From Audubon’s Earth Almanac by Ted Williams and compiled in “Wild Moments,” edited by Connie Isbell, Illustrations by John Burgoyne, Storey Publishing, 174 pages. Birding by Ear Great billows of warblers are now rustling through eastern hardwood forests -- quick, gaudy birds representing some 50 species. From South and Central America they follow the green, insect-rich edge of spring, wafting across the Yucatan Peninsula to the Gulf Coast, blowing up the Mississippi, the Appalachians and the Atlantic seaboard. Forget trying to identify them all visually. They move too fast and feed too high. You'll have better luck learning their distinctive songs from tapes produced by the Cornell Laboratory of Ornithology. (Call: 607-266-7425.) After a southwest wind watch the weather channel for localized rainstorms which can force down night migrants, instantly filling bare woodlands with caroling and color. Get there before first light because some of the unusual warblers may sing only for the first hour.

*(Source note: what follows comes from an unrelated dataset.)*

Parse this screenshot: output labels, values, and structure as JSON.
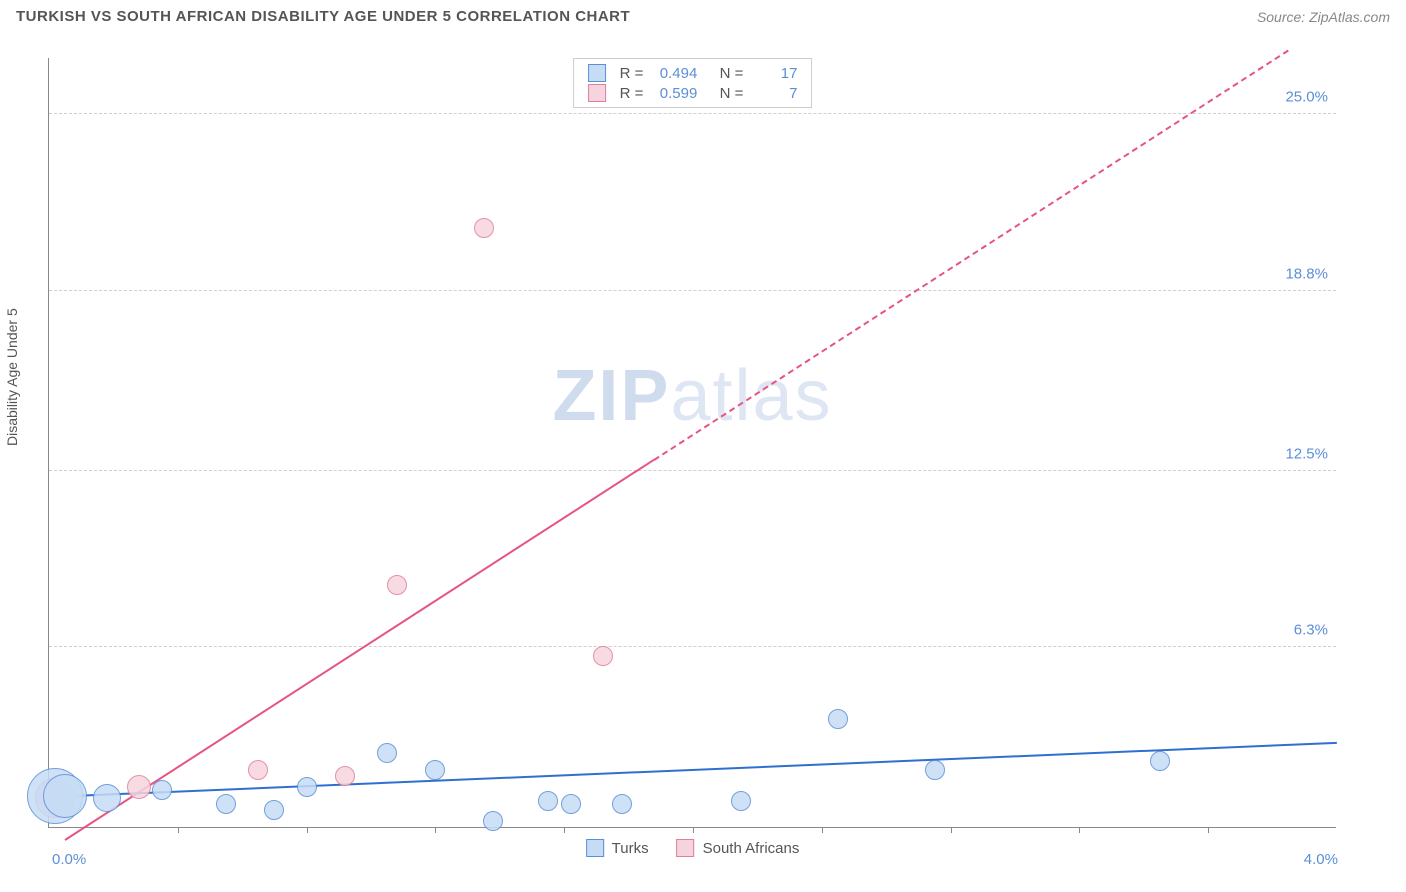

Sky Flakes Robert Frost called them "sky flakes" and "flowers that fly and all but sing." When the last corn snow is a puddle on the greening earth they start emerging from overwintering pupae to skip through woodlands, fields, prairies and backyards from Pacific to Atlantic and Gulf to tundra's edge. They are azures -- quarter-sized butterflies, usually dusted with cobalt scales. Most field guides have the taxonomy wrong; lepidopterists have recently discovered that what they had been calling the "spring azure" may be at least half a dozen species. There is indeed a spring azure -- one of our earliest emerging butterflies, whose flight period wanes in early May and whose pupae go directly into diapause until the following spring. Then there is the slightly duller summer azure which in most of its range starts flying in June and which produces up to three generations before its last flight in autumn. This is the one you're likely to see in treeless areas and city parks. Among other recently discovered species are the cherry-gall azure, the coastal holly azure, and the hops azure. If you see a diminutive blue butterfly between the flight periods of spring and summer azures, catch it. You may have a new species.